(Globe filel photo)
The Mattahunt Community Center in Mattapan could get its pool updated. It could host plays and choir practices in its auditorium. It could welcome not just students, but their parents and grandparents. It could be a collective space, the pulse of the neighborhood.
On Tuesday night, a group of police officers, teachers, neighbors and Wheelock College faculty discussed a host of options for the future of the center.
"The resources are out there," said Judith Alexandre, a community volunteer and a member of the Association for Haitian Women during her group's discussion of how to get the larger community involved in center's sucess. "This community historically has not gotten much. There are a lot of grass-roots groups that have always been here, that have built trust in the community. We need to reach out to them."
The comment epitomized what Wheelock officials are trying to do.
When Mayor Thomas Menino announced in the fall that Wheelock would take over the Mattahunt, some of the neighborhood's leaders, including City Councilor Charles Yancey, criticized a lack of community input in the decision.
In April, city officials announced that budget constraints required they cut staff at eight of Boston's 46 community centers. Subsequently the Boys and Girls Club paid the Mattahunt director's salary.

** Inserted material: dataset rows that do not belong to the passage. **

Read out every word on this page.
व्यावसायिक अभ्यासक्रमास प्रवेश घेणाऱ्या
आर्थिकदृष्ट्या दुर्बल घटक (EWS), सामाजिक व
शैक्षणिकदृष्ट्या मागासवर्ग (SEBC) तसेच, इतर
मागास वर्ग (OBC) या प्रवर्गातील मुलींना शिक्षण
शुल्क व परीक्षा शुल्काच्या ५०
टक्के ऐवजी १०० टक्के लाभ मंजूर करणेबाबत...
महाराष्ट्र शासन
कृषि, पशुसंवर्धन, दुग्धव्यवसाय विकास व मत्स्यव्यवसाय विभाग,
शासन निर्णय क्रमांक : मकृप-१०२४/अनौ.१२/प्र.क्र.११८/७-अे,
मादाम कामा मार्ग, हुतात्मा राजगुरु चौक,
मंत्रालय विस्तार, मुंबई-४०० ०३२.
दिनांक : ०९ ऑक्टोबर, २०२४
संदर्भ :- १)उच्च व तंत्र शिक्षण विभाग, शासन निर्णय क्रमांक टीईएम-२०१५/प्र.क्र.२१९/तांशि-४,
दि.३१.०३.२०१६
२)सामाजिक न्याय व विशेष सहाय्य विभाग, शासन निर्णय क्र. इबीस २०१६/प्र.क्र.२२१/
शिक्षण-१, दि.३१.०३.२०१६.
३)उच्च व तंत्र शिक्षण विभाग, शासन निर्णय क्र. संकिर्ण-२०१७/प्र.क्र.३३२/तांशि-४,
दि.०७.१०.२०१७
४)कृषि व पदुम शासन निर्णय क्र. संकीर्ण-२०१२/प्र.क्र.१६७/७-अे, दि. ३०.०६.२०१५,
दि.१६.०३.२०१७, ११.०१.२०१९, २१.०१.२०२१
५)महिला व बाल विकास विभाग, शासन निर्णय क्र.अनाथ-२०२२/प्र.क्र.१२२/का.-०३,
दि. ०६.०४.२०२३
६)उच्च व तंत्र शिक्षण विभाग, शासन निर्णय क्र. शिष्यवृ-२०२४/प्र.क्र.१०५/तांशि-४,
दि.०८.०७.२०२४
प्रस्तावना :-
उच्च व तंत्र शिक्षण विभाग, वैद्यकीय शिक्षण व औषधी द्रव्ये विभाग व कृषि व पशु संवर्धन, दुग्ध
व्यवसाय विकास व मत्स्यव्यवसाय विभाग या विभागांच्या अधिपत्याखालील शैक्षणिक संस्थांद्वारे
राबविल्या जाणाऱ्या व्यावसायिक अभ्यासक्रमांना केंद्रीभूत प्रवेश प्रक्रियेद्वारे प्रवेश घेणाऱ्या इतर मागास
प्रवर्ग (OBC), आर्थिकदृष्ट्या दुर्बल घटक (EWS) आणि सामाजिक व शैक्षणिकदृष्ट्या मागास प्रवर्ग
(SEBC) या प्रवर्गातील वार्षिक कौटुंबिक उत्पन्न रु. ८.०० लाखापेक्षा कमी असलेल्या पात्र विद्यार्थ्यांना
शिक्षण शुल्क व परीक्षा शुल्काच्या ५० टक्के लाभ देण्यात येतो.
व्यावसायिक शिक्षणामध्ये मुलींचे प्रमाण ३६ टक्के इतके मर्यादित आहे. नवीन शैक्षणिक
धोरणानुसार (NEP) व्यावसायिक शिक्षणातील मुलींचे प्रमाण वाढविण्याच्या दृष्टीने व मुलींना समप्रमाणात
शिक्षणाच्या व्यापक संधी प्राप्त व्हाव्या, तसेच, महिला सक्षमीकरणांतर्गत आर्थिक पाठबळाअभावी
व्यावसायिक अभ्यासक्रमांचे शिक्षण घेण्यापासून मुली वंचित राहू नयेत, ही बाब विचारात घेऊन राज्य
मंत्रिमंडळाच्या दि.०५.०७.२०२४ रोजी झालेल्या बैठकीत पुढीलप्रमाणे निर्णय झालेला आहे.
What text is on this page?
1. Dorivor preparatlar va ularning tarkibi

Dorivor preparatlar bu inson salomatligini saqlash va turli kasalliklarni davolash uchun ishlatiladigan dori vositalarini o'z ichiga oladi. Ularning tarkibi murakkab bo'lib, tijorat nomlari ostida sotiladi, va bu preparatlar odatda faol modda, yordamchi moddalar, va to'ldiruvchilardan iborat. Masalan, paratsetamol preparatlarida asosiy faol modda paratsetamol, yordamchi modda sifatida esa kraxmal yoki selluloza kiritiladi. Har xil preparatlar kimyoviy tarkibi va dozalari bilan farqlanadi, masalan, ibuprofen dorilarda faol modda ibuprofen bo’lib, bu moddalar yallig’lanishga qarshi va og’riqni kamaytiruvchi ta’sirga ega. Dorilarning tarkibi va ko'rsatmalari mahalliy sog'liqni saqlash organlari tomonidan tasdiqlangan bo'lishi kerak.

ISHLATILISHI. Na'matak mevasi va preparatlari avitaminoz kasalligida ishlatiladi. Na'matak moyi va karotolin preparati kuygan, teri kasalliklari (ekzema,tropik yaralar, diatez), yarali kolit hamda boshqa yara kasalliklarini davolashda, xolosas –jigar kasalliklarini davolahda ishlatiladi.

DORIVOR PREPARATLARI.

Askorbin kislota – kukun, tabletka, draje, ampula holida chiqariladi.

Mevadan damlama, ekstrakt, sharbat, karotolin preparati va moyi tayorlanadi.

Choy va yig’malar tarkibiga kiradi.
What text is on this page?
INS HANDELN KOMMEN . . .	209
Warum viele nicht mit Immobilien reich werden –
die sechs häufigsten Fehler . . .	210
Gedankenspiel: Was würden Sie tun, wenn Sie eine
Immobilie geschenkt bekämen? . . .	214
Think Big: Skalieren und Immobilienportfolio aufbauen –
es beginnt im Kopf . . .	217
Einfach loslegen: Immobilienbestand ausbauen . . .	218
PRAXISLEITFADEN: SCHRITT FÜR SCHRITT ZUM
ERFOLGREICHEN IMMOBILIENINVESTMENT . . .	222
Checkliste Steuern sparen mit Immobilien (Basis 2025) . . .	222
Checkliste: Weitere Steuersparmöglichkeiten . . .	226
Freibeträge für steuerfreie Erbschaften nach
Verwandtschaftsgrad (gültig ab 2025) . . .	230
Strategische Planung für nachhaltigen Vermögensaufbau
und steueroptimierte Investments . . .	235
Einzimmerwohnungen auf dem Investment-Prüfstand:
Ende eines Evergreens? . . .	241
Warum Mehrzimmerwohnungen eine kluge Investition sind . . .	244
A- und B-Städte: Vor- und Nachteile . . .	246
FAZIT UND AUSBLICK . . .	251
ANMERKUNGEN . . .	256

Since taking charge, Wheelock officials have tried to cultivate community involvement to steer how the college will run programming at the center. The United Way presented the Mattahunt with a $30,000 novelty check last week, meant to bankroll a six-month community engagement process.
Tuesday night's event was the first of five community meetings open to the public, and Wheelock has set up an e-mail address and a voicemail, so residents have several ways to provide input.
The college has also set up a planning committee, that includes officials from the Mattahunt School, Wheelock, and the Boys and Girls Club, as well as local business owners, parents, police, and teachers.
"I wanted to have 10 to 15 people on the committee. We have 25," said Marta Rosa, who is in charge of government and external affairs at Wheelock, and a co-chairwoman on the committee. "That just shows you how much interest there was."
The center also needs an estimated $5 million in capital improvements, according to Rosa, including rehabbing its pool and repaving its basketball courts.
Wheelock will not institute any programming changes until it has received enough community feedback. Right now, the Mattahunt School uses the building until 1:30 p.m. every day, and then the Boys and Girls Club uses it until 5:30 p.m., according to Rosa, who hopes more late-evening programming at the Mattahunt. Wheelock is currently searching for a director to juggle the different groups that want to use the space.
"It's a matter of coordinating different groups, not about replacing existing programs," said Rosa. "We're beginning the conversation here. We're starting to shape programming with the community, and we'll start to see some of their recommendations as early as February."
Several suggestions came out of Tuesday's meeting as attendees split into three groups to discuss topics like "school success," "youth development" and "family support."
The assembled group recommended programming that includes parents. They also suggested intergenerational programs, which would ensure seniors are engaged at the center, and could also to combat a culture that "Americanizes" youth at the expense of their own heritage.
They emphasized promoting extracurricular activities that compliment academics, particularly arts programming, like drama and choir.
Donalee Dixon, a fifth grade teacher at the Mattahunt school, said the center could be used to supplement education, particularly in cultivating a community that rallies around its youth.
"I've been teaching for over 15 years, and it's always a challenge doing that. But having parents really involved makes a huge difference in school success," she said, adding later that adults need to collectively encourage students. "They need support, not just from their parents and peers, but from their teachers, too."
Dr. Adrian Haugabrook, a Wheelock official, was pleased with the meeting, and said it marked the launch of a partnership between the community and the college that would "help frame the what."
"It showed we weren't coming in with an agenda, and put some oomph behind what we've been saying all along, which is that we have no framework. We have ideas, but they need to be tested," he said.